Aiming for achievable goals will also help build success for the further layers I’m suggesting in the war room analogy. You’re going to start combining feeds of data to put assets on the map. The first thing you’ll find as you combine the feeds is they disagree, and even contradict each other. Learning to handle this is another discipline that is both surprising, and seriously valuable. Fortunately, techniques do exist to turn these distortions into valuable signal – identifying, for example, where your scanner says “there are troops (aka assets) here”, but there’s no such “here” on your table, your map of the network. (The opposite happens too – it’s much easier to realize “hey, I have no record of any hosts in this large part of my network” if you can correlate the data you’ve got with the map.)

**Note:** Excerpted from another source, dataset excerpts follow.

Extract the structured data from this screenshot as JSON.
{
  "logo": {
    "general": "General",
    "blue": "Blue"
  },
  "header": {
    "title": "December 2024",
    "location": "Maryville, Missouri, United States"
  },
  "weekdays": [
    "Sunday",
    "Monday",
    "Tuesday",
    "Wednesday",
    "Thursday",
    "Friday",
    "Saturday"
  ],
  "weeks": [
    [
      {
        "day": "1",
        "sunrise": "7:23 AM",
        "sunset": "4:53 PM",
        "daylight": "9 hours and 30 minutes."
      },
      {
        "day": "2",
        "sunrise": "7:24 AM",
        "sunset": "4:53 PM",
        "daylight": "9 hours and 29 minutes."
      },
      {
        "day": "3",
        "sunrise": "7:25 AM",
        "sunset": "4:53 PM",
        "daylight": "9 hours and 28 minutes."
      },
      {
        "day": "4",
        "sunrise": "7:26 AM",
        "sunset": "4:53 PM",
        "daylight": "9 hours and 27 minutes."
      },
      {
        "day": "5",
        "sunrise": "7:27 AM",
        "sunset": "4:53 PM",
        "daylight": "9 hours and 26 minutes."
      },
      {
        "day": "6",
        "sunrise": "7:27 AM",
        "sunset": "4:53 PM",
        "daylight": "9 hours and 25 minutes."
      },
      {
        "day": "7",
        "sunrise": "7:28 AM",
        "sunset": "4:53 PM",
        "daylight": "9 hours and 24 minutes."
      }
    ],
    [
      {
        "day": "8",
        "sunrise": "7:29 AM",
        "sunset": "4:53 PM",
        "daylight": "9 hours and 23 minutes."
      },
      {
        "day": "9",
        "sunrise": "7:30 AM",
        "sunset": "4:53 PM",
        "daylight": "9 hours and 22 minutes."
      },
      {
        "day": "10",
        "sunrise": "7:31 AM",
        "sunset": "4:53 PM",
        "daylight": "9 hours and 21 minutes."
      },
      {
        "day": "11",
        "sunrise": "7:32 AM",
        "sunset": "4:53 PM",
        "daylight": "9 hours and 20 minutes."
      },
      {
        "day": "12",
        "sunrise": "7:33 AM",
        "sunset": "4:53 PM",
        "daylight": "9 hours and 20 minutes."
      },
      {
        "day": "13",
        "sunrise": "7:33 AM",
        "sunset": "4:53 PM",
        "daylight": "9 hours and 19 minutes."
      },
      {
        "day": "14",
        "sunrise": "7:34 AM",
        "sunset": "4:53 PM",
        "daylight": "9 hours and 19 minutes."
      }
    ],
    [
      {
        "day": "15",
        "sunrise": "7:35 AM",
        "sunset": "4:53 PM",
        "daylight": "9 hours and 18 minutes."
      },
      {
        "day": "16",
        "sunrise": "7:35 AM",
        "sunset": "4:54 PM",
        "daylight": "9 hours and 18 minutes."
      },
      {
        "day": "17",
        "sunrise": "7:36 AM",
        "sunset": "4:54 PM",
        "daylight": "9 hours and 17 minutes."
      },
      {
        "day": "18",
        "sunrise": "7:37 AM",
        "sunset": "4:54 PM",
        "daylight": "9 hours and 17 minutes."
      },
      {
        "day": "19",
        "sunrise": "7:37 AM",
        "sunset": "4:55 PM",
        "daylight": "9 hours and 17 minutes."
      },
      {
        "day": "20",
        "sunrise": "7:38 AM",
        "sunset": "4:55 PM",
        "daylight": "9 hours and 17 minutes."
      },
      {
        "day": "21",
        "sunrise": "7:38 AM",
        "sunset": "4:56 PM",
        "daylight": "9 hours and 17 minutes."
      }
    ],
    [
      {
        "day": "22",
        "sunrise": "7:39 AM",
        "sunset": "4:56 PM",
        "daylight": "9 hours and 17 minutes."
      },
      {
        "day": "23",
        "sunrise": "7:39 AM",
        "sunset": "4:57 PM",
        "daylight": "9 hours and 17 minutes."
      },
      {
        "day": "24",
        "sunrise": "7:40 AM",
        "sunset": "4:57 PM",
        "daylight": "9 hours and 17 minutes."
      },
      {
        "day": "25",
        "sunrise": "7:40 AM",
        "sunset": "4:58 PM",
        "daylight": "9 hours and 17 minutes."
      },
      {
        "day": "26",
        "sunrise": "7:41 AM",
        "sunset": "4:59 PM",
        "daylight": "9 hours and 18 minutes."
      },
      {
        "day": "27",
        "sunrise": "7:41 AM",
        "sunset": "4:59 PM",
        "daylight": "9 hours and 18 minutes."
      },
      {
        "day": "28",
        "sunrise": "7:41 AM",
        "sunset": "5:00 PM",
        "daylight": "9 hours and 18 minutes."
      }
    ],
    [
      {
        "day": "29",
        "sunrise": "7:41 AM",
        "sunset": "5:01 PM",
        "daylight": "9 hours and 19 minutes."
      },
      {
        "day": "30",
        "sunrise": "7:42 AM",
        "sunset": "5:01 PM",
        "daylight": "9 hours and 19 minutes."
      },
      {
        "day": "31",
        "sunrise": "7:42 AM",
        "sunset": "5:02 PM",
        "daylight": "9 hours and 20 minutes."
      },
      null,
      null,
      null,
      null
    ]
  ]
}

After these two levels – gathering and mapping your assets – you can start asking more significant questions, like “which devices are properly hardened?”, and more interestingly, because there will always be devices that aren’t ready, “where are they and where do they lead?”. Checklists are a good start, but checklist results are far more valuable if you can see them in context of your “war room” map.
Understanding the whole end to end picture is key. Once you have that, you can both understand your real situation, and also engage in advanced cyber war-gaming, simulating scenarios and preparing responses. It’s a great way to work, but it’s only possible once the map and the assets on it correspond to the real world, out there beyond the security team’s bunker.
Security analytics is a great idea – it’s flavor of the month in the industry, and it’s a great direction. We’ve got tons of data – how can we best make use of them? My advice is to think seriously about “terrain mapping” and “force accounting” – two military terms that roughly translate into “know what and where your stuff is” and “know whether you’re ready”. There are people ready to sell you all manner of intelligence feeds, but what use are they if you can’t pull them into a war room and correlate them with your real situation?